Open a photograph on your computer. Any photograph. Given today’s technology the photo is probably very clean and crisp looking. Now take the magnifying glass tool that should be located somewhere within your picture viewing software and zoom in as much as you can.
What happened to your picture? It got pixilated didn’t it? You may even be able to see the tiny spaces between said pixels depending on how close your software allows you to zoom. What is true for that photograph is true for everything in the universe. Zoom in close enough and everything is pixilated. The pixels, in the case of the universe, are atoms and subatomic particles, but just like the photograph there is also space between these cosmic pixels. Physics says that the same thing is also true for the fourth dimension, time.

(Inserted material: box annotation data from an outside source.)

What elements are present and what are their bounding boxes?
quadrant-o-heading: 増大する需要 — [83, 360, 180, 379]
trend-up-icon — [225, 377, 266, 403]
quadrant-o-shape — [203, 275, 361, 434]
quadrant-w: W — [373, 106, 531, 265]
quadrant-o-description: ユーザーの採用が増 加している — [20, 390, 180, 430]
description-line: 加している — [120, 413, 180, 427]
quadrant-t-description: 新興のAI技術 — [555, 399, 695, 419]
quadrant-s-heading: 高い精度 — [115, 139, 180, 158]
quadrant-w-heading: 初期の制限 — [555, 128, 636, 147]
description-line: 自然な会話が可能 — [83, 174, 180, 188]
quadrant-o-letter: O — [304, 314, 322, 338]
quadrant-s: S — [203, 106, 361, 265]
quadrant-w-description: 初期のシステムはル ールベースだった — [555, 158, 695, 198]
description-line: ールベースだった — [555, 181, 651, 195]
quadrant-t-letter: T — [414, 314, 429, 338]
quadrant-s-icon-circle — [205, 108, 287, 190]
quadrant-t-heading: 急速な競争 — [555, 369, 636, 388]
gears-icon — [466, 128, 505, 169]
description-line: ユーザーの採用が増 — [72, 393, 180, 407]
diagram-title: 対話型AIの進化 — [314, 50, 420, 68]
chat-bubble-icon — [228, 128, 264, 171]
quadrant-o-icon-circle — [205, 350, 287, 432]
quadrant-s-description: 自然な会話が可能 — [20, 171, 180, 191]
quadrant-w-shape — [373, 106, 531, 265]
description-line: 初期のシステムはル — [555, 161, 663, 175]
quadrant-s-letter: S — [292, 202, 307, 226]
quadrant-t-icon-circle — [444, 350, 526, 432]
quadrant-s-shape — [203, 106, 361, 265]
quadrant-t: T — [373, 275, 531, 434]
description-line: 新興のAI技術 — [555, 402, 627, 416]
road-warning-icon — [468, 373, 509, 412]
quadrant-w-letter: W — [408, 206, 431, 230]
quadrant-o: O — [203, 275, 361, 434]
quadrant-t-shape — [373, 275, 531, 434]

Suppose we take our magnifying glass tool and zoomed in on time. We zoom in so close that we move beyond the realm of atoms and molecules and into an area that physicists call the quantum foam. Here we will find holes in time called wormholes. These holes in time can link two separate places and even two separate times together. It may be easier to imagine time as a blanket. Zoom in on the blanket and you will find wholes in the threading, these wholes lead out to the other side of the blanket. The same can be said for time except the wholes will lead to a different time and different space.
These wormholes are of course very tiny. No human could pass through them, unless some sort of new technology is discovered that could enlarge wormholes. This would allow humans to travel into the past. Unfortunately, technology like this is not going to come about in the near future and may never come about at all. This still is not the biggest problem for would be travelers to the past. There is a much larger dilemma, the paradoxes that are created by traveling to the past.
I do not want to be cliché so I am going to avoid the very popular “grandfather paradox” and instead use an example often used by the great thinker and physicist Steven Hawking. Say a person some how enlarges a wormhole. The other end of the wormhole leads on minute into the past. This person begins to assemble a gun and points it at the wormhole. He fires into it.
The bullet soars through the wormhole and comes out one minute into the past; the bullet connects with the past version of the person killing him before he even has the chance to assemble the gun. So how did the past version get shot if he died before assembling the gun? It is a paradox, causes have to happen before effects and traveling into the past would destroy this idea, which is impossible. This along with some other complicated ideas like radiation feedback cause traveling to the past to be near impossible, in theory, anyway.
Human beings, though, are a resilient bunch. We have come a long way in a very short period of time and are determined to make the things we want reality. Science currently dictates a trip to the future is possible if and when the technology becomes available. Unfortunately, the consensus on traveling to the past is a bit murkier, but this universe is a bizarre one so never say never.